I was told not to touch him but I did. Only then did he become still. I had stroked him, murmured soothing sounds the way you would to an ill child--- no hope they said and the cold core in me knew it but still I hoped--- until he began bleeding out and stopped breathing. I watched and felt that last breath. It all only took seconds, maybe 3-5 minutes. I had wiped the blood from his nose and white fur with my daster before my sisters and brother could come and see him. Before his daddy could see him.

There were 9 people I was supposed to post-test that morning and I did: not all were certified but all were eventually hired. I lost my wallet inside the office too that day. Persevered that day. And hated that I could for what I wanted was to be given time to bury my baby. And be there with his daddy who would be burying him. No one should bury a loved one alone. I had waited until he was already beginning to be stiff and only then did I let him go and leave for work. The punctuality of time has always been relative.

It is silly to most people, loving animals as if they were your children. Or giving your self to strangers the way people like me do so in teaching. But I have accepted the pain of the duty in teaching, the obligation of seeing people through the end. The pain as focus, impetus, energy--- it is like breathing to me. Until it becomes choking, like watching somebody die.

It is like that every time I have to let go of somebody I’m teaching after five days. Policy says I have to. It is like that and worse for I am watching somebody-- a person reduced to an animal--- I hold in my heart like my dead children, dying and being buried alive. And my hand that is forced to let go is that hand choking the breath of hope, my hand with the soil that says they are a failure, that consent.

There were two this time and so I had told them before they faced that panel--- They want to let you go. Fight. Stay with me. Let’s finish this. Don’t you goddamn dare give up. Fight. I will be fighting with you. All the way. For life. Fight.

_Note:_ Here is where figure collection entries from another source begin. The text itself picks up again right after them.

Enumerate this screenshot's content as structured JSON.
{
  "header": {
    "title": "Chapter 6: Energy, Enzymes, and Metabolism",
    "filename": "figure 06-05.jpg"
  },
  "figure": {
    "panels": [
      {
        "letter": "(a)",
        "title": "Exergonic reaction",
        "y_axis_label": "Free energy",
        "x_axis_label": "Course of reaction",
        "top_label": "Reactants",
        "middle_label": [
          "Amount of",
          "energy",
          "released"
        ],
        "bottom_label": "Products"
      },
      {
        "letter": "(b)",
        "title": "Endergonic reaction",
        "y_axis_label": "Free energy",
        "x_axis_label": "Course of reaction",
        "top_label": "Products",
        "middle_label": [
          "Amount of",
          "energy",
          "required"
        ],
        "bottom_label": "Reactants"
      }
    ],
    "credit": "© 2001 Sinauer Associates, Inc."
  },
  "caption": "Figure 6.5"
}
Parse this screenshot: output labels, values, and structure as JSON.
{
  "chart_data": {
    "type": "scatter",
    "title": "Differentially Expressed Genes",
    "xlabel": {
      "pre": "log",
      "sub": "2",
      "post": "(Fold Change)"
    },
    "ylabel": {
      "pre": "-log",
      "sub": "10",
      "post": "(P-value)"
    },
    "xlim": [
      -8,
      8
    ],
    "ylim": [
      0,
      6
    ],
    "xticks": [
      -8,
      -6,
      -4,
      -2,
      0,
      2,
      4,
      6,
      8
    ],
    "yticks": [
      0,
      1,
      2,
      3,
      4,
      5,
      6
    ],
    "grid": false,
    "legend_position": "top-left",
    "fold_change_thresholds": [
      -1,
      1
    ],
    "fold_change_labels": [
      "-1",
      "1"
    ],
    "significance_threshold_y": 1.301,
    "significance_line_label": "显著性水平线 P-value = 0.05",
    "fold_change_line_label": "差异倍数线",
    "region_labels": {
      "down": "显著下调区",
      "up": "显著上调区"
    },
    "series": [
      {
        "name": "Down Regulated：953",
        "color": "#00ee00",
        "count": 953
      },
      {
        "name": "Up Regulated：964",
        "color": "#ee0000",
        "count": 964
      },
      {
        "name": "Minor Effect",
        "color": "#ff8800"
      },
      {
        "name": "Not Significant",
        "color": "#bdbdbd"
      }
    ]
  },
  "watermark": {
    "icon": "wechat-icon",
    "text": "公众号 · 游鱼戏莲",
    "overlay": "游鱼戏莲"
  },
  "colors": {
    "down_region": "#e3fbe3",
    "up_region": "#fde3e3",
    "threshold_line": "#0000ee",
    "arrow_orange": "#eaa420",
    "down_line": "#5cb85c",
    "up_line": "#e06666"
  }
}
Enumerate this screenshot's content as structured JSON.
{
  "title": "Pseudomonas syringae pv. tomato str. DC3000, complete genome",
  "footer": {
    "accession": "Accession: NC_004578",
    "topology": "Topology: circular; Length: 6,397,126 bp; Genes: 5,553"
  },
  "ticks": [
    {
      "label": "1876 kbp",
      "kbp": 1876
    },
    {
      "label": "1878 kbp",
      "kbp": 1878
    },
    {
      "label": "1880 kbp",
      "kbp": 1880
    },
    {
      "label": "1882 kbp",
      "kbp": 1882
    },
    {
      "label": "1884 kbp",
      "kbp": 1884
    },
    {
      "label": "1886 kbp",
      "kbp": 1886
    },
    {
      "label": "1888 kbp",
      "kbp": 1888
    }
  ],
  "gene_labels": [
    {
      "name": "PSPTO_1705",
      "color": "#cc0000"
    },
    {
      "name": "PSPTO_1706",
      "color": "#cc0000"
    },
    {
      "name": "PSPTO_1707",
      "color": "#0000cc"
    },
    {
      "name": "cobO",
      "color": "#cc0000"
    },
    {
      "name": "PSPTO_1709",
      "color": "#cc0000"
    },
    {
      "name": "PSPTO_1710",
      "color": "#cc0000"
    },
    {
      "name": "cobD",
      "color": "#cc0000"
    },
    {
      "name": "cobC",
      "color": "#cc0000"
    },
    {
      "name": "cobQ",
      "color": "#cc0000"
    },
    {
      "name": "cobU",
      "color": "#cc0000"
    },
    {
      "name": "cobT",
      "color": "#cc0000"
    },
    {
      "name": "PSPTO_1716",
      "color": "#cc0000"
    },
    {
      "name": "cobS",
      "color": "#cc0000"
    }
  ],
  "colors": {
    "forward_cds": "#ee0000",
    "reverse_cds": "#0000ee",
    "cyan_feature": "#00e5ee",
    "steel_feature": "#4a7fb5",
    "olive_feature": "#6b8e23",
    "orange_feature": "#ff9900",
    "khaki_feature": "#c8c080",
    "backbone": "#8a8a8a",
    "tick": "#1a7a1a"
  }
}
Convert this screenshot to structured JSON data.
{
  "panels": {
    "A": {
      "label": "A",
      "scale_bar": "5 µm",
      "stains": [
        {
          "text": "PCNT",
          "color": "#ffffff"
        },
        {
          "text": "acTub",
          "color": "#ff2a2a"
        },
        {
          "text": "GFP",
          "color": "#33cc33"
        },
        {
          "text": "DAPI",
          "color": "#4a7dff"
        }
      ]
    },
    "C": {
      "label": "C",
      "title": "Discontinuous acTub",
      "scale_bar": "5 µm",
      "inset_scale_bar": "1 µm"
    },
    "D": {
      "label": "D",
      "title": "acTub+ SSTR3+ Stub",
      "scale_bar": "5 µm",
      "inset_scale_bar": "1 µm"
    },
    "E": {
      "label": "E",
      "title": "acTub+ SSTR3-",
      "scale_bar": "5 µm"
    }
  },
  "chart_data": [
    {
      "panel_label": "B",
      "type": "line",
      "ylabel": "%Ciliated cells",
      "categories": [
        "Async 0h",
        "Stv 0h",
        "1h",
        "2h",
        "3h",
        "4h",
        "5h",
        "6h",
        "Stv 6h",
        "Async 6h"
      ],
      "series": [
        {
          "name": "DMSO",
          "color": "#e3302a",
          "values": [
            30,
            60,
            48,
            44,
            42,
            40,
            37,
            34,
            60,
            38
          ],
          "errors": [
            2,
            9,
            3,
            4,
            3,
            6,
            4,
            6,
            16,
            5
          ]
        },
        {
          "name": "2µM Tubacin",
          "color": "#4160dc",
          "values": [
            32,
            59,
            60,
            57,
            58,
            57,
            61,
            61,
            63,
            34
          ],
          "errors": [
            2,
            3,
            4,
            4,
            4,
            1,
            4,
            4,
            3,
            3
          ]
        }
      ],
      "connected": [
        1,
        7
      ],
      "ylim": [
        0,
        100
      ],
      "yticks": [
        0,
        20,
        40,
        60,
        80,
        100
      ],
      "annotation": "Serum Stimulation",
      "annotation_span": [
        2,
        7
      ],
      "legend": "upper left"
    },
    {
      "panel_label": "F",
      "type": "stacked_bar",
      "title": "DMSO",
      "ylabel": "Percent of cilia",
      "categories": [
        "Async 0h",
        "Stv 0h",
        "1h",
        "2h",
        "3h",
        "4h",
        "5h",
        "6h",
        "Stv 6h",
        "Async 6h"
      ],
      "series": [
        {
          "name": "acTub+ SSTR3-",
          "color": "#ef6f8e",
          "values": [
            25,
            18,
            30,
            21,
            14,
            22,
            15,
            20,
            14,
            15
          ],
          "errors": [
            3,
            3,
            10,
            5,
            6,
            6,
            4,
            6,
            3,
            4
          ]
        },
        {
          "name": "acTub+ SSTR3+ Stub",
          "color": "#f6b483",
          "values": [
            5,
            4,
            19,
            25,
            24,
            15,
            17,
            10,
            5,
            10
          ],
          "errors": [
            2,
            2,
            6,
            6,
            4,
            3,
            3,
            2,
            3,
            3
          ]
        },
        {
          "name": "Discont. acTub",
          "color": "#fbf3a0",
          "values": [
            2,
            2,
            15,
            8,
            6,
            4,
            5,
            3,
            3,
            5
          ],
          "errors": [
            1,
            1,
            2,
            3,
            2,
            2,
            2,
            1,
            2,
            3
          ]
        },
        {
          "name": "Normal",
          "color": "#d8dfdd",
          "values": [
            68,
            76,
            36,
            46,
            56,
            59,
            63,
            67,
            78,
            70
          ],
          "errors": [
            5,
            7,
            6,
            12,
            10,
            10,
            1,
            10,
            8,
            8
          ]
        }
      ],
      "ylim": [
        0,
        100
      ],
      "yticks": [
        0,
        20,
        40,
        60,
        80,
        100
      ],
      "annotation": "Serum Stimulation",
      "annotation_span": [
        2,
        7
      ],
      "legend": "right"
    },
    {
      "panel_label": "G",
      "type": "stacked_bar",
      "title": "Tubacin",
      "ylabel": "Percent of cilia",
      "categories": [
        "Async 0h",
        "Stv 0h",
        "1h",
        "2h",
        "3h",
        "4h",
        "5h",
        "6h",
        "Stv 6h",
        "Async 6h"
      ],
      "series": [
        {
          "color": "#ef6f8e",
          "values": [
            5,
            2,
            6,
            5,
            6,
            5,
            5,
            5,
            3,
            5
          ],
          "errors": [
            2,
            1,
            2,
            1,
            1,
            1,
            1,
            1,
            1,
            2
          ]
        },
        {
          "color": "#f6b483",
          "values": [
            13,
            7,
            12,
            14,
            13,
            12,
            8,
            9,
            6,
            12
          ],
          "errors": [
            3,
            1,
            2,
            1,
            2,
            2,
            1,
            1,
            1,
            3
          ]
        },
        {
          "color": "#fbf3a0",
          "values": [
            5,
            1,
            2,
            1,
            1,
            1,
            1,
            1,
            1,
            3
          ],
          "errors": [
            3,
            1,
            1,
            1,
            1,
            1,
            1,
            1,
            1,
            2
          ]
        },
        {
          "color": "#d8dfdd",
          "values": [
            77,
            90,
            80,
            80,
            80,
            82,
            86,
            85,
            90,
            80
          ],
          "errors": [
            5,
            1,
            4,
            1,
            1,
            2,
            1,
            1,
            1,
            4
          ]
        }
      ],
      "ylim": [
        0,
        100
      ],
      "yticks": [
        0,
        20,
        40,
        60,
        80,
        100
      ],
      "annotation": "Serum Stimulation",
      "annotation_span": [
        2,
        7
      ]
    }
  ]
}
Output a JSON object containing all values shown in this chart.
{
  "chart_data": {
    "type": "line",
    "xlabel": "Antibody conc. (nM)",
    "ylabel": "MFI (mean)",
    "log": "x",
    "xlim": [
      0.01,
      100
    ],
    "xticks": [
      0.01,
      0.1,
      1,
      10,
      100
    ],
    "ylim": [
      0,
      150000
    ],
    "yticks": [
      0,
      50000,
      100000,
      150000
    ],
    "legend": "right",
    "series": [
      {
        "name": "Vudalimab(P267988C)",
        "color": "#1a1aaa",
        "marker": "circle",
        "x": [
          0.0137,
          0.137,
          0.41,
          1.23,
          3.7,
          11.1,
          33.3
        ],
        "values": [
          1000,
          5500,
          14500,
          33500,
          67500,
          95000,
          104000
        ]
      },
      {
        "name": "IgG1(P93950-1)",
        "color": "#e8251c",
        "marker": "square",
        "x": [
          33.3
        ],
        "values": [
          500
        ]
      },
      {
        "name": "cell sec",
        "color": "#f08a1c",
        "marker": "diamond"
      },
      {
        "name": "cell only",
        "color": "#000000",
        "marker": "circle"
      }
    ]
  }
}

I had not wanted to let go and I was told that I was being greedy and too ambitious. Because I wanted them to be given time to learn and turn into their possibilities? Fuck you. Watch it. Watch them turn, the way stories would turn and poems would turn to all fall and stop spinning unto place.

Mommy had said during the last days of May and the first days of June this year that I should go back to that seminar in UST for a re-learning of why people teach language and literature. I told her that in this business it’s called “recalibration”. The first time she sent me to that seminar was in 2007: I had stopped teaching and thought that I could never return to teaching again. And I had re-learned with the help of Cirilo Bautista and Ophelia Dimalanta--- Ma’am Ophie who had stopped writing a long time ago because she chose teaching. And teaching, if one really understands it, is writing on minds, these hearts, of bodies, in souls. She died last year, told me to keep on writing poetry and that one day I would be finally ready to let other eyes read it.

Last night I felt like I had betrayed my vows. Those two were released but I had not let go. Humans are never the lifeless numbers or phonemes--- which this business has tried to make me forget. So I will not let go. Junior said that we could not save everyone. I told her that I never wanted to save everyone, just one would be enough, and one within my reach. Last night there were two. And I will not let go. It is Dickinson whom I had read again and again in my vein: If I could stop one heart from breaking, I shall not live in vain… So I will not let go.

Today my teachers would be happy that I am writing words again as plainly as my language can, as tears can. Count: there are 1740 for those two.

So you tell me:

What did we teach the present last night?

What are we teaching the future now?